Le roman est composé de deux parties nettement distinctes. Dans la première, on découvre la fameuse invention du professeur Winfield Costigan, une machine ouvrant une porte vers… ailleurs. Monde lointain ou univers parallèle ? Impossible de répondre sans y envoyer quelqu’un, seuls les organismes vivants pouvant franchir le seuil (ceux qui s’essaieront à y passer la tête y laisseront d’ailleurs leurs plombages). Et les premiers courageux à s’y risquer ne semblent pas être en mesure de faire le chemin en sens inverse. Entre interrogations sur la nature et les capacités de l’appareil, vaines tentatives de cacher aux autorités les premières disparitions, puis interventions de quelques fous de Dieu jugeant cette expérience blasphématoire, on n’a guère le temps de s’ennuyer. La seconde moitié du récit, tout aussi réussie, se déroule de l’autre côté, et oblige ses protagonistes à mettre en œuvre toutes leurs connaissances technologiques et scientifiques, d’abord pour survivre, puis pour rebâtir une civilisation, avec toujours en ligne de mire l’espoir de regagner leur monde d’origine.

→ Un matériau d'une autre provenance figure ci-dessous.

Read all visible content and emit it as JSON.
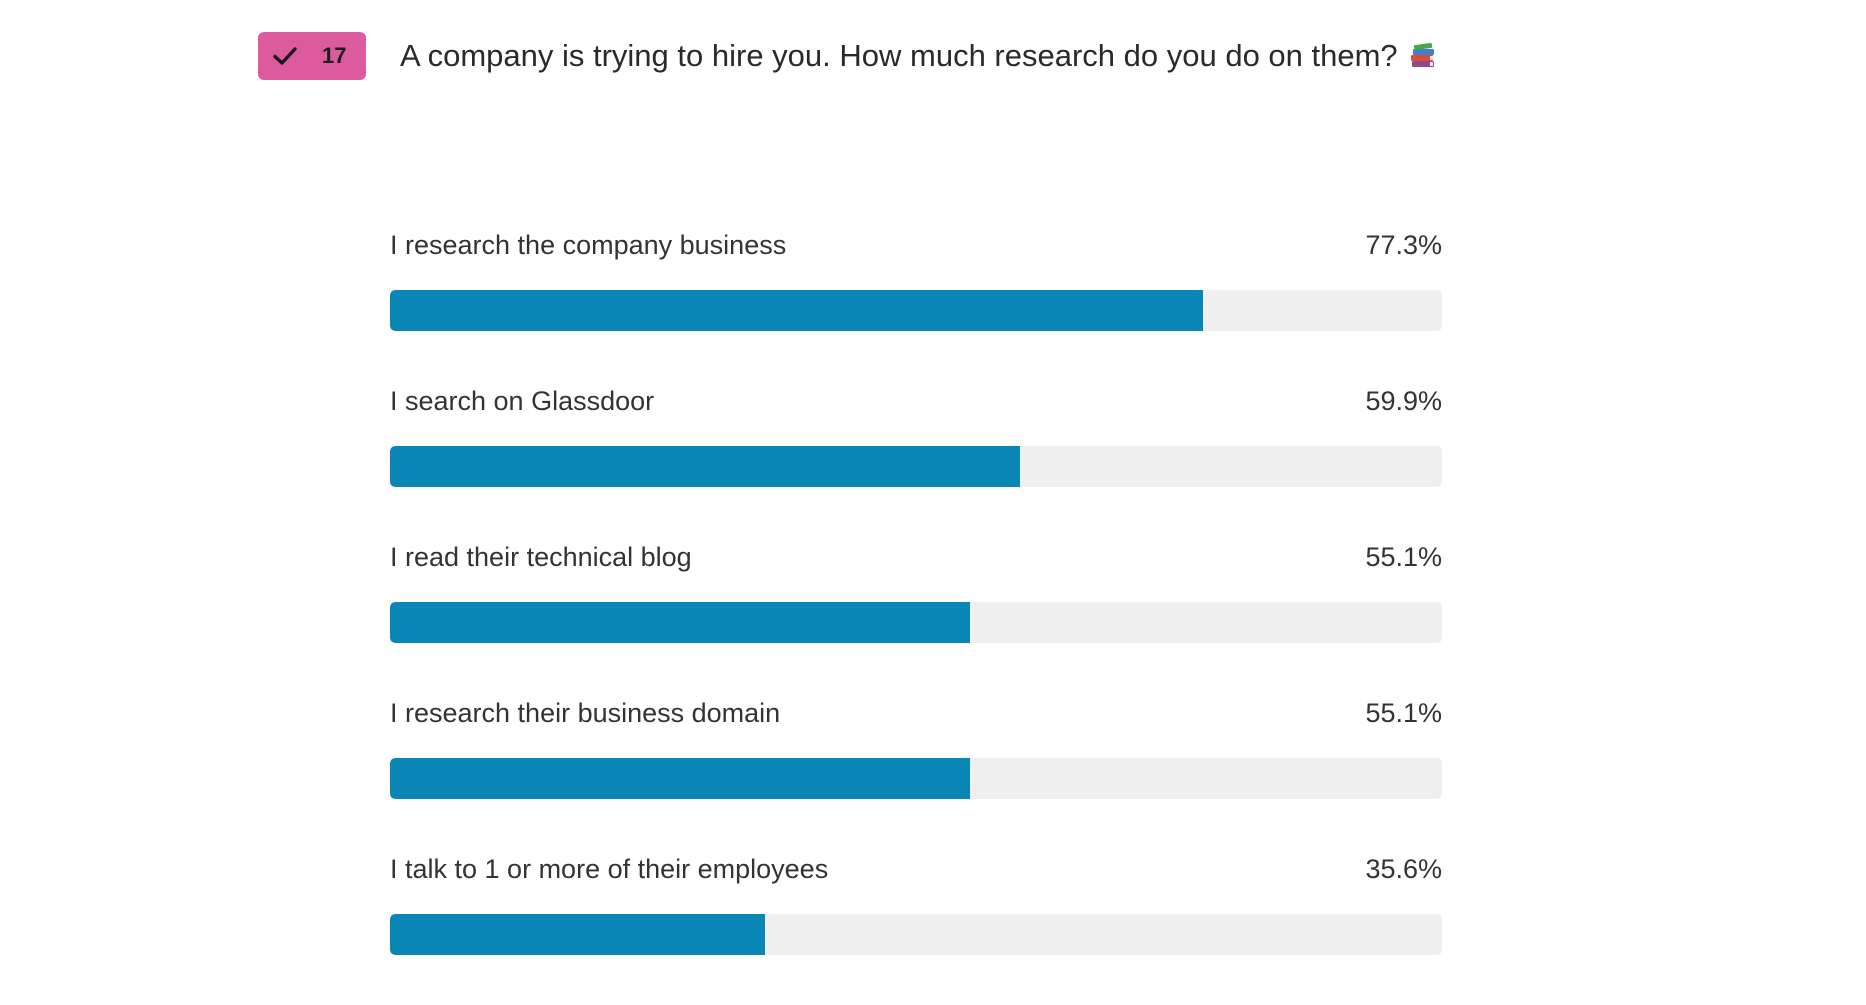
{
  "poll": {
    "vote_count": "17",
    "question": "A company is trying to hire you. How much research do you do on them?",
    "badge_icon": "check-icon",
    "question_emoji_icon": "books-icon",
    "colors": {
      "badge": "#dc5a9e",
      "bar_fill": "#0a86b6",
      "bar_track": "#efefef"
    },
    "options": [
      {
        "label": "I research the company business",
        "percent_label": "77.3%",
        "percent": 77.3
      },
      {
        "label": "I search on Glassdoor",
        "percent_label": "59.9%",
        "percent": 59.9
      },
      {
        "label": "I read their technical blog",
        "percent_label": "55.1%",
        "percent": 55.1
      },
      {
        "label": "I research their business domain",
        "percent_label": "55.1%",
        "percent": 55.1
      },
      {
        "label": "I talk to 1 or more of their employees",
        "percent_label": "35.6%",
        "percent": 35.6
      }
    ]
  }
}
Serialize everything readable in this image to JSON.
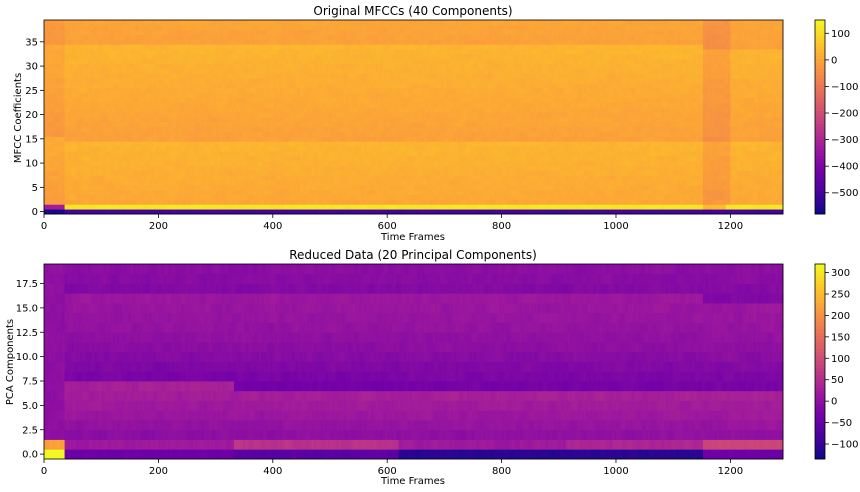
{
  "chart_data": [
    {
      "type": "heatmap",
      "title": "Original MFCCs (40 Components)",
      "xlabel": "Time Frames",
      "ylabel": "MFCC Coefficients",
      "xlim": [
        0,
        1292
      ],
      "ylim": [
        -0.5,
        39.5
      ],
      "xticks": [
        0,
        200,
        400,
        600,
        800,
        1000,
        1200
      ],
      "yticks": [
        0,
        5,
        10,
        15,
        20,
        25,
        30,
        35
      ],
      "ytick_labels": [
        "0",
        "5",
        "10",
        "15",
        "20",
        "25",
        "30",
        "35"
      ],
      "colormap": "plasma",
      "colorbar_range": [
        -580,
        150
      ],
      "colorbar_ticks": [
        100,
        0,
        -100,
        -200,
        -300,
        -400,
        -500
      ],
      "rows": 40,
      "cols": 1292,
      "typical_values": {
        "coefficient_0": -560,
        "coefficient_1": 120,
        "coefficients_2_to_39": 10,
        "first_frames_end": 35
      }
    },
    {
      "type": "heatmap",
      "title": "Reduced Data (20 Principal Components)",
      "xlabel": "Time Frames",
      "ylabel": "PCA Components",
      "xlim": [
        0,
        1292
      ],
      "ylim": [
        -0.5,
        19.5
      ],
      "xticks": [
        0,
        200,
        400,
        600,
        800,
        1000,
        1200
      ],
      "yticks": [
        0,
        2.5,
        5,
        7.5,
        10,
        12.5,
        15,
        17.5
      ],
      "ytick_labels": [
        "0.0",
        "2.5",
        "5.0",
        "7.5",
        "10.0",
        "12.5",
        "15.0",
        "17.5"
      ],
      "colormap": "plasma",
      "colorbar_range": [
        -135,
        320
      ],
      "colorbar_ticks": [
        300,
        250,
        200,
        150,
        100,
        50,
        0,
        -50,
        -100
      ],
      "rows": 20,
      "cols": 1292,
      "typical_values": {
        "component_0_first_frames": 320,
        "component_0_body": -40,
        "components_1_to_19": 0,
        "first_frames_end": 35
      }
    }
  ],
  "colors": {
    "plasma": [
      "#0d0887",
      "#46039f",
      "#7201a8",
      "#9c179e",
      "#bd3786",
      "#d8576b",
      "#ed7953",
      "#fb9f3a",
      "#fdca26",
      "#f0f921"
    ]
  }
}
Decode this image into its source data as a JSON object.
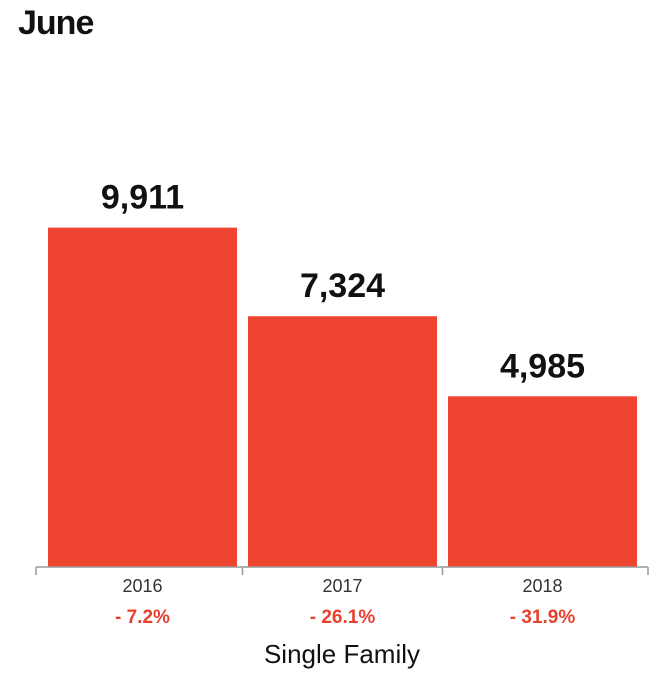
{
  "chart_data": {
    "type": "bar",
    "title": "June",
    "xlabel": "Single Family",
    "ylabel": "",
    "categories": [
      "2016",
      "2017",
      "2018"
    ],
    "values": [
      9911,
      7324,
      4985
    ],
    "value_labels": [
      "9,911",
      "7,324",
      "4,985"
    ],
    "changes": [
      "- 7.2%",
      "- 26.1%",
      "- 31.9%"
    ],
    "ylim": [
      0,
      12850
    ],
    "grid": false,
    "bar_color": "#ee4430",
    "change_color": "#e8402f"
  }
}
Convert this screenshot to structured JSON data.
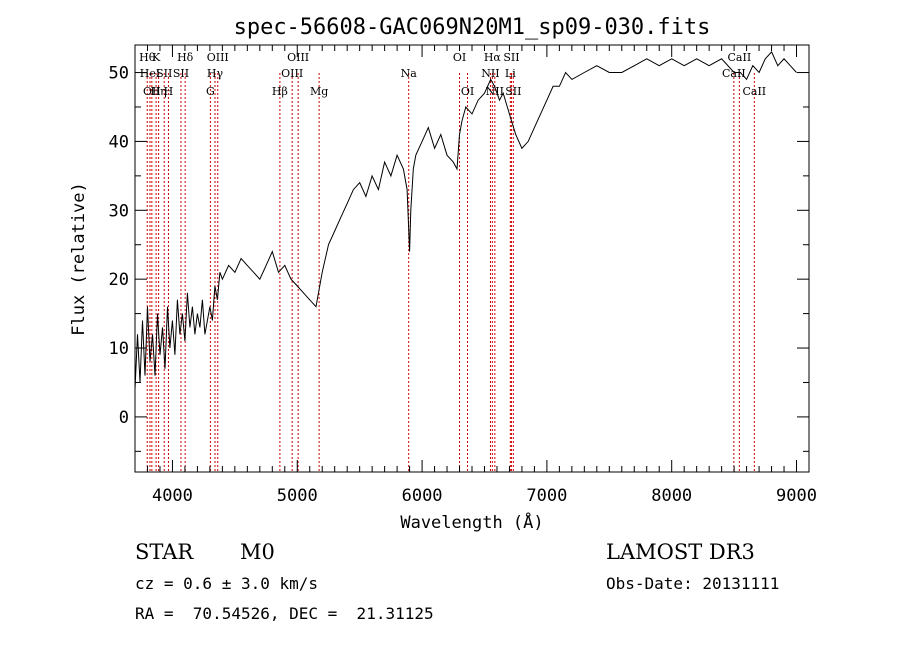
{
  "chart_data": {
    "type": "line",
    "title": "spec-56608-GAC069N20M1_sp09-030.fits",
    "xlabel": "Wavelength (Å)",
    "ylabel": "Flux (relative)",
    "xlim": [
      3700,
      9100
    ],
    "ylim": [
      -8,
      54
    ],
    "xticks": [
      {
        "value": 4000,
        "label": "4000"
      },
      {
        "value": 5000,
        "label": "5000"
      },
      {
        "value": 6000,
        "label": "6000"
      },
      {
        "value": 7000,
        "label": "7000"
      },
      {
        "value": 8000,
        "label": "8000"
      },
      {
        "value": 9000,
        "label": "9000"
      }
    ],
    "yticks": [
      {
        "value": 0,
        "label": "0"
      },
      {
        "value": 10,
        "label": "10"
      },
      {
        "value": 20,
        "label": "20"
      },
      {
        "value": 30,
        "label": "30"
      },
      {
        "value": 40,
        "label": "40"
      },
      {
        "value": 50,
        "label": "50"
      }
    ],
    "grid": false,
    "line_color": "#000000",
    "marker_color": "#cc0000",
    "series": [
      {
        "name": "flux",
        "x": [
          3700,
          3720,
          3740,
          3760,
          3780,
          3800,
          3820,
          3840,
          3860,
          3880,
          3900,
          3920,
          3940,
          3960,
          3980,
          4000,
          4020,
          4040,
          4060,
          4080,
          4100,
          4120,
          4140,
          4160,
          4180,
          4200,
          4220,
          4240,
          4260,
          4280,
          4300,
          4320,
          4340,
          4360,
          4380,
          4400,
          4450,
          4500,
          4550,
          4600,
          4650,
          4700,
          4750,
          4800,
          4850,
          4900,
          4950,
          5000,
          5050,
          5100,
          5150,
          5200,
          5250,
          5300,
          5350,
          5400,
          5450,
          5500,
          5550,
          5600,
          5650,
          5700,
          5750,
          5800,
          5850,
          5880,
          5900,
          5910,
          5930,
          5950,
          6000,
          6050,
          6100,
          6150,
          6200,
          6250,
          6280,
          6300,
          6320,
          6350,
          6400,
          6450,
          6500,
          6550,
          6580,
          6600,
          6620,
          6650,
          6700,
          6750,
          6800,
          6850,
          6900,
          6950,
          7000,
          7050,
          7100,
          7150,
          7200,
          7300,
          7400,
          7500,
          7600,
          7700,
          7800,
          7900,
          8000,
          8100,
          8200,
          8300,
          8400,
          8500,
          8550,
          8600,
          8650,
          8700,
          8750,
          8800,
          8850,
          8900,
          8950,
          9000
        ],
        "y": [
          4,
          12,
          5,
          14,
          6,
          16,
          8,
          12,
          6,
          15,
          9,
          13,
          7,
          16,
          10,
          14,
          9,
          17,
          12,
          15,
          11,
          18,
          13,
          16,
          12,
          15,
          13,
          17,
          12,
          14,
          16,
          14,
          19,
          17,
          21,
          20,
          22,
          21,
          23,
          22,
          21,
          20,
          22,
          24,
          21,
          22,
          20,
          19,
          18,
          17,
          16,
          21,
          25,
          27,
          29,
          31,
          33,
          34,
          32,
          35,
          33,
          37,
          35,
          38,
          36,
          33,
          24,
          30,
          36,
          38,
          40,
          42,
          39,
          41,
          38,
          37,
          36,
          41,
          43,
          45,
          44,
          46,
          47,
          49,
          48,
          47,
          46,
          47,
          44,
          41,
          39,
          40,
          42,
          44,
          46,
          48,
          48,
          50,
          49,
          50,
          51,
          50,
          50,
          51,
          52,
          51,
          52,
          51,
          52,
          51,
          52,
          50,
          50,
          49,
          51,
          50,
          52,
          53,
          51,
          52,
          51,
          50
        ]
      }
    ],
    "line_markers": [
      {
        "wavelength": 3798,
        "label": "Hθ",
        "row": 0
      },
      {
        "wavelength": 3820,
        "label": "HeI",
        "row": 1
      },
      {
        "wavelength": 3835,
        "label": "OII",
        "row": 2
      },
      {
        "wavelength": 3869,
        "label": "K",
        "row": 0
      },
      {
        "wavelength": 3889,
        "label": "Hη",
        "row": 2
      },
      {
        "wavelength": 3934,
        "label": "SII",
        "row": 1
      },
      {
        "wavelength": 3968,
        "label": "H",
        "row": 2
      },
      {
        "wavelength": 4102,
        "label": "Hδ",
        "row": 0
      },
      {
        "wavelength": 4068,
        "label": "SII",
        "row": 1
      },
      {
        "wavelength": 4304,
        "label": "G",
        "row": 2
      },
      {
        "wavelength": 4341,
        "label": "Hγ",
        "row": 1
      },
      {
        "wavelength": 4363,
        "label": "OIII",
        "row": 0
      },
      {
        "wavelength": 4861,
        "label": "Hβ",
        "row": 2
      },
      {
        "wavelength": 4959,
        "label": "OIII",
        "row": 1
      },
      {
        "wavelength": 5007,
        "label": "OIII",
        "row": 0
      },
      {
        "wavelength": 5175,
        "label": "Mg",
        "row": 2
      },
      {
        "wavelength": 5893,
        "label": "Na",
        "row": 1
      },
      {
        "wavelength": 6300,
        "label": "OI",
        "row": 0
      },
      {
        "wavelength": 6364,
        "label": "OI",
        "row": 2
      },
      {
        "wavelength": 6548,
        "label": "NII",
        "row": 1
      },
      {
        "wavelength": 6563,
        "label": "Hα",
        "row": 0
      },
      {
        "wavelength": 6583,
        "label": "NII",
        "row": 2
      },
      {
        "wavelength": 6707,
        "label": "Li",
        "row": 1
      },
      {
        "wavelength": 6716,
        "label": "SII",
        "row": 0
      },
      {
        "wavelength": 6731,
        "label": "SII",
        "row": 2
      },
      {
        "wavelength": 8498,
        "label": "CaII",
        "row": 1
      },
      {
        "wavelength": 8542,
        "label": "CaII",
        "row": 0
      },
      {
        "wavelength": 8662,
        "label": "CaII",
        "row": 2
      }
    ]
  },
  "info": {
    "class": "STAR",
    "subclass": "M0",
    "survey": "LAMOST DR3",
    "cz": "cz = 0.6 ± 3.0 km/s",
    "obs_date": "Obs-Date: 20131111",
    "coords": "RA =  70.54526, DEC =  21.31125"
  }
}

À certains égards, L’Aiguille de Costigan marque le poids des ans, à commencer par le rôle auquel y sont reléguées les femmes ou le côté caricatural de bon nombre de personnages. Ces quelques réserves mises à part, il s’agit d’un récit fort agréable à lire, rythmé et inventif. Jerry Sohl ne s’embarrasse pas de la moindre explication pseudo-scientifique pour justifier l’invention de Costigan, allégeant ainsi son récit de nombreuses digressions inutiles. Surtout, dans la seconde partie, il sait admirablement faire vivre la petite communauté qu’il met en scène, jusqu’à les amener à se questionner sur leur nouvelle situation, comparée à celle qu’ils ont connu autrefois. Malin jusque dans sa résolution, L’Aiguille de Costigan est un roman certes mineur, mais un indéniable plaisir de lecture.